The supporting cast share a love and concern for Cole, but otherwise they are as different as it’s possible for a group of friends to be. There’s the Rhonda and Lindsay, the intimate lesbian couple: Greyson, a fellow gay boy who is as bombastic as Cole is shy; Nat, the gender neutral calming influence with their own insecurities to overcome; Alec, the asexual best friend at odds with Greyson; and the athletic, somewhat mysterious, outlier of the friend group, Malik. Listed like that, it sounds like Burgoine just ticked off boxes on the queer spectrum, but these characters are more than just “what kind of queer they are.” I loved seeing a YA novel where the main character’s circle is full of other gender and sexual identities rather than being the token gay guy coming out to a group of straight friends. These characters are already out to each other at the start of the book, and most of them are out to their families (although we never see them), to their schoolmates, teachers, even local business folk. I also loved reading a novel where the bullying of queer kids is addressed without it becoming the main plot. The bullies in Cole’s life are tertiary characters at best; acknowledged but not empowered.
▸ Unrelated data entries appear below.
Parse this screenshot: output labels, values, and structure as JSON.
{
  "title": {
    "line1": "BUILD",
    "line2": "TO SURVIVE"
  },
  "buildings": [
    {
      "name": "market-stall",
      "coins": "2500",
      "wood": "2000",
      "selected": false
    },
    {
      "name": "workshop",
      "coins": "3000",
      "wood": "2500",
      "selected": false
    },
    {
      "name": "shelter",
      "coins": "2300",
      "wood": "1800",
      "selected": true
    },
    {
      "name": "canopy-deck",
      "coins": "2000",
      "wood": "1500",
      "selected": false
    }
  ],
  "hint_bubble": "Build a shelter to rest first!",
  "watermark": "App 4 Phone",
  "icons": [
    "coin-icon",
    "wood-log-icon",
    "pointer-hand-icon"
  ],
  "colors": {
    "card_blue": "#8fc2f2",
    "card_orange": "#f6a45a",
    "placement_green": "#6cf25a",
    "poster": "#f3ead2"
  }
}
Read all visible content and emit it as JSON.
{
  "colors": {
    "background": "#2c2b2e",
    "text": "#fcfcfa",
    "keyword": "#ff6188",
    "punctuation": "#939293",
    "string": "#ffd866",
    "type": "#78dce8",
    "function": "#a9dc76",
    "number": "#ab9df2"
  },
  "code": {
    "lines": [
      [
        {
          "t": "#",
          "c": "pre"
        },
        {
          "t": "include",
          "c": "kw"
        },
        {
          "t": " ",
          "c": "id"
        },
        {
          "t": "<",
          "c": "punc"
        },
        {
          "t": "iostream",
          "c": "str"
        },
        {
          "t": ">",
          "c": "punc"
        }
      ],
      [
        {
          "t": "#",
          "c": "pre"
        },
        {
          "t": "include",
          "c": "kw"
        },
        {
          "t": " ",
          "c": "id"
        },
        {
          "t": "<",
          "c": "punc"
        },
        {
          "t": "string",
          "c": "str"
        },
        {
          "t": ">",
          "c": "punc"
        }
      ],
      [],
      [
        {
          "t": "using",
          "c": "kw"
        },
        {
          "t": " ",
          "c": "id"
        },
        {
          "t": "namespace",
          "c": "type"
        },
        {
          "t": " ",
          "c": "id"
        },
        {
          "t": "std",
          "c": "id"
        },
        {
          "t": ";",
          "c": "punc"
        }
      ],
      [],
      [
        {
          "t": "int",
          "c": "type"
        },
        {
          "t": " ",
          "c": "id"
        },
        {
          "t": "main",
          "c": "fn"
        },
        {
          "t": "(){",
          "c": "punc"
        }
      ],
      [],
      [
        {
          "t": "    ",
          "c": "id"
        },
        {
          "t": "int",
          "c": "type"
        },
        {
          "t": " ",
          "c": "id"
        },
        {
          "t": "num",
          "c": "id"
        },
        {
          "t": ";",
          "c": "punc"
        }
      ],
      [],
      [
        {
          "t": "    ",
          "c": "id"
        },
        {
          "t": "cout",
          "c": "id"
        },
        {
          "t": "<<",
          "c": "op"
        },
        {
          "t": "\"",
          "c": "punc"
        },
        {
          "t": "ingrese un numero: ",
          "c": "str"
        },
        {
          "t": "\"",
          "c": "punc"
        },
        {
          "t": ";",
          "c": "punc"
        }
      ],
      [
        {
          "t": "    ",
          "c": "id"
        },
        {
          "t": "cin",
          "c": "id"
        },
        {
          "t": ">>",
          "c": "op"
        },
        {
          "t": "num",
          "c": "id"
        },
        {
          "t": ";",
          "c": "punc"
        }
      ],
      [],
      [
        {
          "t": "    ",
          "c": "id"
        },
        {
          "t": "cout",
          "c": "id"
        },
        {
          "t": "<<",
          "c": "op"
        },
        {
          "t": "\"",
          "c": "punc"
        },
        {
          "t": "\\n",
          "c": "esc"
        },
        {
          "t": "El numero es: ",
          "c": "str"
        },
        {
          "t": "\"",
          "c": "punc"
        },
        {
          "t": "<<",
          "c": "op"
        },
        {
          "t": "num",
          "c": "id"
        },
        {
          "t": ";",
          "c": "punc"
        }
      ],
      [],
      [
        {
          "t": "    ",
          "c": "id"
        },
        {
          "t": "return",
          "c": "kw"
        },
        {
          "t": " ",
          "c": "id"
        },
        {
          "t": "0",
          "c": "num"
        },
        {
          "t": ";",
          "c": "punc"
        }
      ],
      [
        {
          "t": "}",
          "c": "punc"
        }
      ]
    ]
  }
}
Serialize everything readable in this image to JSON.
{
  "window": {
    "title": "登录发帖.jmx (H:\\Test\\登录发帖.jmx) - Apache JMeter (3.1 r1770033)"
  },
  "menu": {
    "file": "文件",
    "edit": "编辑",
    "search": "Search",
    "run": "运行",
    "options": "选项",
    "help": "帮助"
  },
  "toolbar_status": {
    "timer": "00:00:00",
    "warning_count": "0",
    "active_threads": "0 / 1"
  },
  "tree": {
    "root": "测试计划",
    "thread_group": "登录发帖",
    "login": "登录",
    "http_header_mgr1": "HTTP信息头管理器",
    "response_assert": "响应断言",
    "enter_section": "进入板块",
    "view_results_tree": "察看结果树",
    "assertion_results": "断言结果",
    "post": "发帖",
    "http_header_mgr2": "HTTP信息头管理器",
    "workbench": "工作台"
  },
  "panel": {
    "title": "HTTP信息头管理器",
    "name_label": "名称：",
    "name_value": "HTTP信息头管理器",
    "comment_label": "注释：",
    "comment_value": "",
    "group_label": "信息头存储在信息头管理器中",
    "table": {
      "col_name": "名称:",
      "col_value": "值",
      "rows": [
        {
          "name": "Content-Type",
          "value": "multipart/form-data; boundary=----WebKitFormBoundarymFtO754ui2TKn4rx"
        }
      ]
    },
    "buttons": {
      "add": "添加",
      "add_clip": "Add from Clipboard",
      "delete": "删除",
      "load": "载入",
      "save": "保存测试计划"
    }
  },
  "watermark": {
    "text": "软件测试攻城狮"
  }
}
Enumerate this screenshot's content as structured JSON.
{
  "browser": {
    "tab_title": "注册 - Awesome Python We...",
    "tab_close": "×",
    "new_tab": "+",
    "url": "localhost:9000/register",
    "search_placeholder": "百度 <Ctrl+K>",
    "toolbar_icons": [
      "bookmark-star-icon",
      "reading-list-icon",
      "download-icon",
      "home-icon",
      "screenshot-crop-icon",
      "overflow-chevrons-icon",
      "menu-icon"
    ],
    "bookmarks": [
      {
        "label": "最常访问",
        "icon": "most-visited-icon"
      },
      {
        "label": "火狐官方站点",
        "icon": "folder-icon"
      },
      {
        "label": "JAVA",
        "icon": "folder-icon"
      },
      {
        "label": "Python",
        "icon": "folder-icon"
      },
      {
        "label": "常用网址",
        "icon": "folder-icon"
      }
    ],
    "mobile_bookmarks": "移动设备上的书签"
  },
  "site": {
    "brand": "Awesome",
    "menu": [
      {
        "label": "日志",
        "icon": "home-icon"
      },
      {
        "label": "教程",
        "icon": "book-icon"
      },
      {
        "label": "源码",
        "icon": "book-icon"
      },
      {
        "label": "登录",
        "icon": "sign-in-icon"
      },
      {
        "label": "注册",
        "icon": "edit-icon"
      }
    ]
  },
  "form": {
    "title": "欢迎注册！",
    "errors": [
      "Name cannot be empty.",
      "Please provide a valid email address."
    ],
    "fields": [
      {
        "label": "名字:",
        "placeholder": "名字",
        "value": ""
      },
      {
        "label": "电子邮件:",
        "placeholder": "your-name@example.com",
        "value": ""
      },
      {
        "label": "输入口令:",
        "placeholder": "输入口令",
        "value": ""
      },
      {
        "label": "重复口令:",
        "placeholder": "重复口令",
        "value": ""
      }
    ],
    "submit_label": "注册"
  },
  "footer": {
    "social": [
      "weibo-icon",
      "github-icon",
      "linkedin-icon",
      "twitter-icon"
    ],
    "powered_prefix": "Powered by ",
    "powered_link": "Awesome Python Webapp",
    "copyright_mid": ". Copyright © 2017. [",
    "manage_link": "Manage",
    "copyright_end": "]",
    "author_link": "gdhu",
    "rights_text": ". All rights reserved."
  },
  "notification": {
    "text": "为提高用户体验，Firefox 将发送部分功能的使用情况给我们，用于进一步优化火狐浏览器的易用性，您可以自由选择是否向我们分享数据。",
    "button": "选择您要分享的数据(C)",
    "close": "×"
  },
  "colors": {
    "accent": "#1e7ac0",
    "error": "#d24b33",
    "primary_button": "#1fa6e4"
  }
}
But Cole’s friends are not the sum-total of his support group. The adults in Cole’s life, from the local game-and-coffee-shop owner to teachers to Cole’s parents, are actively involved and support him. They may not be aware of the unusual things he’s experiencing, but they do their best to react with love and helpfulness to what they do think is going on (for instance, thinking a bully shoved Cole in a locker, since Cole can’t come right out and admit he teleported himself in there). Not only are Cole’s parents loving and supportive of their son – Dad (who is deaf) is a role model for Cole in terms of personality and career choice (Dad is a translator and advocate for other hearing-impaired folks).
This was the first YA/MG book I read recently where the adult characters are not sidelined, oblivious, or actively working against the main character. (The second was Carlos Hernandez’s Sal & Gabi Break the Universe). Okay, that’s a bit too much of a blanket statement, as the creepy bad guys, when we finally encounter them, turn out to be mostly adults. But they’re the exception which proves the rule governing the rest of the adult characters.
The SF aspect of the book is as well developed as one expects from Burgoine’s short stories – there’s an underlying “science” to how and why the teleportation works, there are hints that this is the same universe as the stories in Burgoine’s collection Of Echoes Borne. The slow reveal of exactly what’s going on with Cole, why he’s being watched, who the creepy watchers are and what they want … it’s all really excellently paced. And even the nominal villains of the piece are more than just tropes. They have personalities.
While the focus of the book is on Cole’s developing teleportation ability and the danger it puts him in, there are also subplots for the friends – interpersonal relationship and trust issues endemic to any high school group – and of course there’s the slow-burn romantic arc around Cole’s crush on Malik. I like slow-burn romance, and this one is so well-paced you can’t imagine the book without it.